Von diesem Tag an war Gott eine Realität für mich, und das veränderte mein Leben. Ich lernte den Zufall als das innovative Potential des Schöpfers zu sehen, in den kleinsten, unscheinbaren Dingen (Sprüche 16:33) wie in lebensentscheidenden Situationen (Psalm 139:13). Da die Bibel mir diese Einsicht vermittelt hatte, begann ich zu prüfen, wie weit ich dem andern dort Geschilderten vertrauen konnte. Es war eine lange Zeit von Versuch und Irrtum - balancierend zwischen der Frage, was ich bereit war, auf der jeweiligen Ebene von Vertrauen und Verständnis zu riskieren, um den Gültigkeitsbereich des Gesagten zu testen. Auf einer Freizeit einer christlichen Missionsorganisation gab ich schiesslich Rechenschaft über mein bisheriges Leben, und legte mein Leben in die fürsorglichen Hände Gottes, statt es weiter selbst zu bestimmen.

Es war natürlich unübersehbar, dass verschieden Christen, dieselbe Bibel unterschiedlich interpretierten - wie konnte ich die beste Interpretation herausfinden? Einige Standards aus der Bibel erwiesen sich als hilfreich:

  • Johannes 16:13 - über Geduld, und dass uns Gott in die Wahrheit leitet;
  • Römer 14 - über die rechte Art, mit unterschiedlichen Meinungen von Christen umzugehen: Jeder sei in seiner Meinung gewiss, ohne Andersdenkende zu richten oder zu verachten;
  • 1. Kor. 1:20-31 - darüber, dass das Wesentliche am Glauben für jeden verständlich sein muss, nicht nur für die Spitzfindigen; und
  • Titus 3:9 - über das Vermeiden von Streit über Inkonsistenzen in der Bibel.

    Das Schwierigste aber war (und ist), Gott mehr und mehr zu vertrauen, dass er wirklich mein Leben regiert, und es gut durch alle Unvollkommenheiten und alle Schwierigkeiten hindurch führt. Viele meiner Gebete bleiben unbeantwortet. Viel zu oft bin ich feig, oder zu vertieft in meinen Aktivitäten, um flexibel auf die Zeichen des Geistes Gottes zu achten.
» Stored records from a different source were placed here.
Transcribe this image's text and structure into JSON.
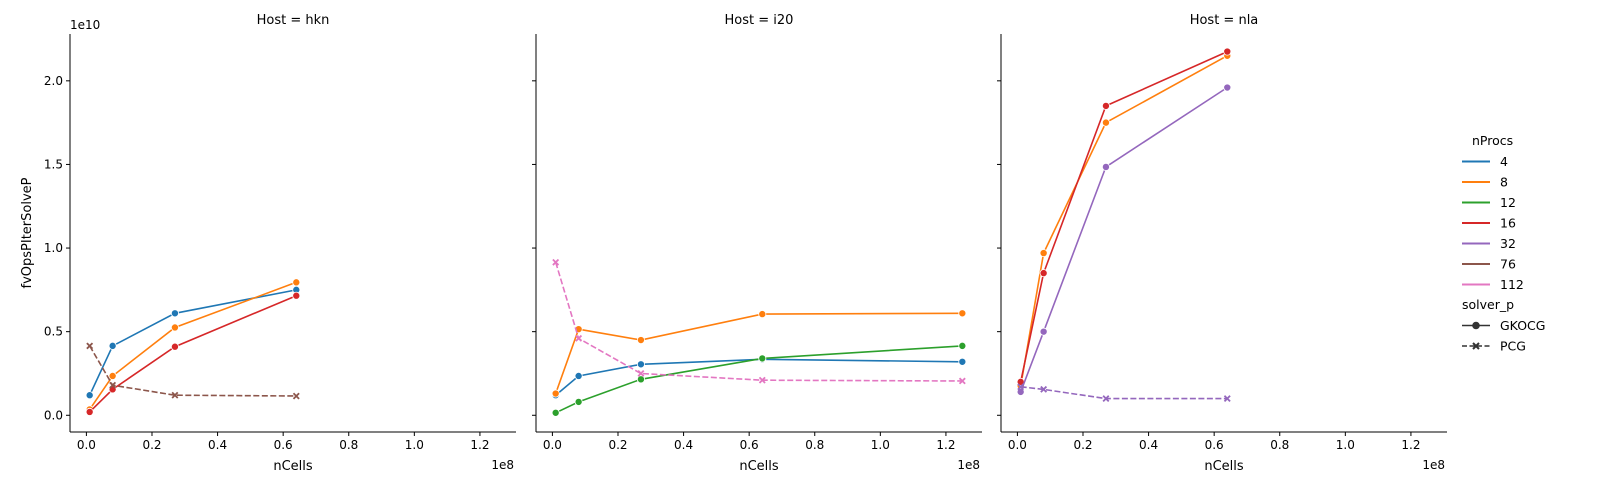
{
  "chart_data": {
    "type": "line",
    "facet_label": "Host",
    "xlabel": "nCells",
    "ylabel": "fvOpsPIterSolveP",
    "x_offset_text": "1e8",
    "y_offset_text": "1e10",
    "xlim": [
      -0.05,
      1.31
    ],
    "ylim": [
      -0.1,
      2.28
    ],
    "x_ticks": [
      0.0,
      0.2,
      0.4,
      0.6,
      0.8,
      1.0,
      1.2
    ],
    "x_tick_labels": [
      "0.0",
      "0.2",
      "0.4",
      "0.6",
      "0.8",
      "1.0",
      "1.2"
    ],
    "y_ticks": [
      0.0,
      0.5,
      1.0,
      1.5,
      2.0
    ],
    "y_tick_labels": [
      "0.0",
      "0.5",
      "1.0",
      "1.5",
      "2.0"
    ],
    "legend": {
      "hue_title": "nProcs",
      "hue_items": [
        {
          "label": "4",
          "color": "#1f77b4"
        },
        {
          "label": "8",
          "color": "#ff7f0e"
        },
        {
          "label": "12",
          "color": "#2ca02c"
        },
        {
          "label": "16",
          "color": "#d62728"
        },
        {
          "label": "32",
          "color": "#9467bd"
        },
        {
          "label": "76",
          "color": "#8c564b"
        },
        {
          "label": "112",
          "color": "#e377c2"
        }
      ],
      "style_title": "solver_p",
      "style_items": [
        {
          "label": "GKOCG",
          "marker": "circle",
          "dash": "solid"
        },
        {
          "label": "PCG",
          "marker": "x",
          "dash": "dashed"
        }
      ],
      "placement": "right"
    },
    "panels": [
      {
        "title": "Host = hkn",
        "series": [
          {
            "nProcs": "4",
            "solver": "GKOCG",
            "x": [
              0.01,
              0.08,
              0.27,
              0.64
            ],
            "y": [
              0.12,
              0.415,
              0.61,
              0.75
            ]
          },
          {
            "nProcs": "8",
            "solver": "GKOCG",
            "x": [
              0.01,
              0.08,
              0.27,
              0.64
            ],
            "y": [
              0.035,
              0.235,
              0.525,
              0.795
            ]
          },
          {
            "nProcs": "16",
            "solver": "GKOCG",
            "x": [
              0.01,
              0.08,
              0.27,
              0.64
            ],
            "y": [
              0.02,
              0.155,
              0.41,
              0.715
            ]
          },
          {
            "nProcs": "76",
            "solver": "PCG",
            "x": [
              0.01,
              0.08,
              0.27,
              0.64
            ],
            "y": [
              0.415,
              0.18,
              0.12,
              0.115
            ]
          }
        ]
      },
      {
        "title": "Host = i20",
        "series": [
          {
            "nProcs": "4",
            "solver": "GKOCG",
            "x": [
              0.01,
              0.08,
              0.27,
              0.64,
              1.25
            ],
            "y": [
              0.12,
              0.235,
              0.305,
              0.335,
              0.32
            ]
          },
          {
            "nProcs": "8",
            "solver": "GKOCG",
            "x": [
              0.01,
              0.08,
              0.27,
              0.64,
              1.25
            ],
            "y": [
              0.13,
              0.515,
              0.45,
              0.605,
              0.61
            ]
          },
          {
            "nProcs": "12",
            "solver": "GKOCG",
            "x": [
              0.01,
              0.08,
              0.27,
              0.64,
              1.25
            ],
            "y": [
              0.015,
              0.08,
              0.215,
              0.34,
              0.415
            ]
          },
          {
            "nProcs": "112",
            "solver": "PCG",
            "x": [
              0.01,
              0.08,
              0.27,
              0.64,
              1.25
            ],
            "y": [
              0.915,
              0.46,
              0.25,
              0.21,
              0.205
            ]
          }
        ]
      },
      {
        "title": "Host = nla",
        "series": [
          {
            "nProcs": "8",
            "solver": "GKOCG",
            "x": [
              0.01,
              0.08,
              0.27,
              0.64
            ],
            "y": [
              0.175,
              0.97,
              1.75,
              2.15
            ]
          },
          {
            "nProcs": "16",
            "solver": "GKOCG",
            "x": [
              0.01,
              0.08,
              0.27,
              0.64
            ],
            "y": [
              0.2,
              0.85,
              1.85,
              2.175
            ]
          },
          {
            "nProcs": "32",
            "solver": "GKOCG",
            "x": [
              0.01,
              0.08,
              0.27,
              0.64
            ],
            "y": [
              0.14,
              0.5,
              1.485,
              1.96
            ]
          },
          {
            "nProcs": "32",
            "solver": "PCG",
            "x": [
              0.01,
              0.08,
              0.27,
              0.64
            ],
            "y": [
              0.17,
              0.155,
              0.1,
              0.1
            ]
          }
        ]
      }
    ]
  }
}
Ich wurde nicht der liebevolle Mensch, der ich sein wollte. Ich lebe mein christliches Leben nicht attraktiv genug für die mir Nahestehenden, dass sie mir folgen würden. Meine erste Ehe ging schliesslich doch zugrunde, und auch die zweite ging in die Brüche.

    Aber ich bin glücklich über die Freundschaft mit Gott, und dass er für mich sorgt wie Eltern für ihre Kinder. Ich fand Frieden und Ziel trotz aller Schwierigkeiten. Gott zu dienen mit allem, was ich bin war die beste Entscheidung in meinem Leben, und ich habe sie nie bereut.